In fact, it looks like that the new way to make it in business is to spend big, grow fast and use huge piles of investor cash to subsidize your losses, with the idea (hope) to become profitable somewhere down the road.
According to data compiled by Jay Ritter, a professor at the University of Florida’s Warrington College of Business, over all, 76 percent of the companies that went public last year in the United States were unprofitable on a pre-share basis in the year leading up to their initial offerings, and that is the largest number since the peak of the dot-com boom in 2000, when 81 percent of newly public companies were unprofitable, does it ring a bell to you?
As Kevin Roses in his insightful article ”Profit?, who needs it?” published on the New York Times International on May 16, wrote: “Silicon Valley has written the playbook for spending money in pursuit of growth”. Furthermore, the tech industry remains a hotbed of fast-growing yet unprofitable companies. Uber which is expected to go public this year, reportedly lost $4.5billion last year as it sought to expend internationally and fought price wars with competitors including Lyft. Snap lost $3.4billion last year, its first as a public company. Airbnb just had its first profitable year after a decade of investor-backed losses.
The rise of unprofitable companies is partly the result of growth in the technology and biotech sectors, continues Mr. Roses, where companies tend to lose money for years as thy spend on customer acquisition and research development.

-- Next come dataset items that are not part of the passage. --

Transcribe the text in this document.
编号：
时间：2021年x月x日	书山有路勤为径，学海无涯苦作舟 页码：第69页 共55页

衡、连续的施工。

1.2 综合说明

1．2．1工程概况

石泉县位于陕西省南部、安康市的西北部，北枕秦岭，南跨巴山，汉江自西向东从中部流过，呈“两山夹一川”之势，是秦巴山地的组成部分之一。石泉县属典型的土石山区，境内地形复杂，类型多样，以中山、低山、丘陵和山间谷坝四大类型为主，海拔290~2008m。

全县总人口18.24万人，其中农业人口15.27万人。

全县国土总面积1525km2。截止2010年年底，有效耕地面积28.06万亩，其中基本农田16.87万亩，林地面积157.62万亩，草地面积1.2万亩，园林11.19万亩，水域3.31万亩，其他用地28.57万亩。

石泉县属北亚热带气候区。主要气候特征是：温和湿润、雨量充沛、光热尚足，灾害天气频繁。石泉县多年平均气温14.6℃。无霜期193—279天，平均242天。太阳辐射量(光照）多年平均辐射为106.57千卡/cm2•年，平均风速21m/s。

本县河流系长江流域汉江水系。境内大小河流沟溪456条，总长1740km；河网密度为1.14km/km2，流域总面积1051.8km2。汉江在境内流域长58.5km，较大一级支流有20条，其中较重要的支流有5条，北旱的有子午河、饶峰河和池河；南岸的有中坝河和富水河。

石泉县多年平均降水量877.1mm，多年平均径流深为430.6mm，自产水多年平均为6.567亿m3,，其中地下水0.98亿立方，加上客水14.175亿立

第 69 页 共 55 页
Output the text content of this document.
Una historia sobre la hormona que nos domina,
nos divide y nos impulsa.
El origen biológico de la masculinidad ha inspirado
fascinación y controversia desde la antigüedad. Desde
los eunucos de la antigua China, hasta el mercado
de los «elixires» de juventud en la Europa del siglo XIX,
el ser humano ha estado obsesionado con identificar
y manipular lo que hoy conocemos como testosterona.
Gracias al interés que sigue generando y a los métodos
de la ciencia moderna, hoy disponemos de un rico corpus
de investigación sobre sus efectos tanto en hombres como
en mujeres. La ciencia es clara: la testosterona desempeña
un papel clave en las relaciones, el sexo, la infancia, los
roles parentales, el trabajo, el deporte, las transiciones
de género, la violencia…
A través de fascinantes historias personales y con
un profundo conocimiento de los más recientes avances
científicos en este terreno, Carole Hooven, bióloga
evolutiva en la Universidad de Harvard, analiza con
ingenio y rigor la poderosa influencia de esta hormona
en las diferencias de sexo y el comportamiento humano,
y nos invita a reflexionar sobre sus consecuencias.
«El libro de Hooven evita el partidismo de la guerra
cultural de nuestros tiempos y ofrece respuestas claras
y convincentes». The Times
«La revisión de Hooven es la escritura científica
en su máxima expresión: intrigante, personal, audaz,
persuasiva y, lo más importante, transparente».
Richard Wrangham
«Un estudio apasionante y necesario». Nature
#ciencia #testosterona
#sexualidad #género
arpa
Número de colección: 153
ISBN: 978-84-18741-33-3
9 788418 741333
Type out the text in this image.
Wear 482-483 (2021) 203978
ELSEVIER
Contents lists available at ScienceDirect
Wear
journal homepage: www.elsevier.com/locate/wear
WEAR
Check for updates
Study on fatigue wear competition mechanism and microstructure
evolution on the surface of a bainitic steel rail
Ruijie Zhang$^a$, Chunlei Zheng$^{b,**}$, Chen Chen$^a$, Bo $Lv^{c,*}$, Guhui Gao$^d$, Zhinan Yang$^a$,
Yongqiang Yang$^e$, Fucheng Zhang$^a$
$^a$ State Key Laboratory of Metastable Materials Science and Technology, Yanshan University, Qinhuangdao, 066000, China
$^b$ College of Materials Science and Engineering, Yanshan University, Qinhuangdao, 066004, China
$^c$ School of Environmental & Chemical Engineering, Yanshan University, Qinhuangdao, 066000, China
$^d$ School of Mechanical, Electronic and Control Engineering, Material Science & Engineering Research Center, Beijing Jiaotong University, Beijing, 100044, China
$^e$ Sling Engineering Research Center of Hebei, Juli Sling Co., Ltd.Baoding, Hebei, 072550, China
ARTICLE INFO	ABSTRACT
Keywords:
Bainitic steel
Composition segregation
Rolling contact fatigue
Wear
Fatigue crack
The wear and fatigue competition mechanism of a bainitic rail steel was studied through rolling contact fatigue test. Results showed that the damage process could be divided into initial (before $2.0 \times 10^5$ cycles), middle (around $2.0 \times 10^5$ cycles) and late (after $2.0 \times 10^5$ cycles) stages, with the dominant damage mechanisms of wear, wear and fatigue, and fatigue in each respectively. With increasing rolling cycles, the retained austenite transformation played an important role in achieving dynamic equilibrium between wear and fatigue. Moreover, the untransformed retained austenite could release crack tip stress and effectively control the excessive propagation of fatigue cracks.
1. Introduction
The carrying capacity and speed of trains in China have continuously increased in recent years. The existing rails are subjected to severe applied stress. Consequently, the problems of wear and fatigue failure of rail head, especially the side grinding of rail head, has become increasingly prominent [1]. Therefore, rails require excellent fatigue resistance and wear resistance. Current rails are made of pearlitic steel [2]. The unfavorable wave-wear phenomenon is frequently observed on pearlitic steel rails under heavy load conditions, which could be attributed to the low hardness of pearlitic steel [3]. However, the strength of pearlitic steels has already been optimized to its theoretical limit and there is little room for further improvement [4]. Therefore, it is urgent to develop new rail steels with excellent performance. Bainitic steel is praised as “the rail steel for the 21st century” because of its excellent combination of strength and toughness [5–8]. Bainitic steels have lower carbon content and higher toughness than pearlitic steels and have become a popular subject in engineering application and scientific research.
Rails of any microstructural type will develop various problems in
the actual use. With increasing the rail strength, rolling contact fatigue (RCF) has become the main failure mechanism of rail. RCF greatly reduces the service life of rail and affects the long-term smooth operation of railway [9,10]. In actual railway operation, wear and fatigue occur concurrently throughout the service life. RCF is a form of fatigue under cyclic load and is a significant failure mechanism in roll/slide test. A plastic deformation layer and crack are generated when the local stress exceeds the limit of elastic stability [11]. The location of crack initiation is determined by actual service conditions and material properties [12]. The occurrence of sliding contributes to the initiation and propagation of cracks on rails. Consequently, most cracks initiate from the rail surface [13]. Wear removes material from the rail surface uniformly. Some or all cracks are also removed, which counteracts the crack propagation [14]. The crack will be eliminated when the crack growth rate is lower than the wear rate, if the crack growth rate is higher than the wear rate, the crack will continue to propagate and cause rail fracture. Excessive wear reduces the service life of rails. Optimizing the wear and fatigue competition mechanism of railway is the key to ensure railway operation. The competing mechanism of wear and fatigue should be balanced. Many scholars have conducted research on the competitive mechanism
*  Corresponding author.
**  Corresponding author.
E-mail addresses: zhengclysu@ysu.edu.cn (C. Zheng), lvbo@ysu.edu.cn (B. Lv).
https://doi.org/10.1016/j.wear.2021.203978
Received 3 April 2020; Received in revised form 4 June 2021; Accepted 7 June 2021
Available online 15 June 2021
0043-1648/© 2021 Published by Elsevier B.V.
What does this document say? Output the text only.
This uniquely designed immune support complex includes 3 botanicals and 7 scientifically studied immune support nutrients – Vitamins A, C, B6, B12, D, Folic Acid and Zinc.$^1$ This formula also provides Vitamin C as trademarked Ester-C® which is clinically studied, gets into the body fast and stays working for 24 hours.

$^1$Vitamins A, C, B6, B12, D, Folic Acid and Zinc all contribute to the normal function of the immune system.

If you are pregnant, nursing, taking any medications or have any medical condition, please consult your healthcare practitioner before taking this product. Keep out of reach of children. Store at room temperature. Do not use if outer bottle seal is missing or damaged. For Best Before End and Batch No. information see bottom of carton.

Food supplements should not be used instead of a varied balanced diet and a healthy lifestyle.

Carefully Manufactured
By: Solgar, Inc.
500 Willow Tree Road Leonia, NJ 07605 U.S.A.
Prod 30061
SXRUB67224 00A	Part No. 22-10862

BUT it also reflects the willingness of shareholders and deep-pocketed private investors to keep fast-growing up-starts afloat long enough to conquer a potential “winner-take-all” market.
The current crop of money-losing companies may not survive forever, but as long as someone is willing to keep funding such gambles, there’s no reason as end customer to stop enjoying the fruits of their optimism.
The question is, what does it mean for the thousands of start-ups forced into a game of growth at any price, and for the business Angels and professional investors without those deep pockets. I am afraid most of them would do not have any realistic chance of creating value (in the 20th century sense of the word) along that road.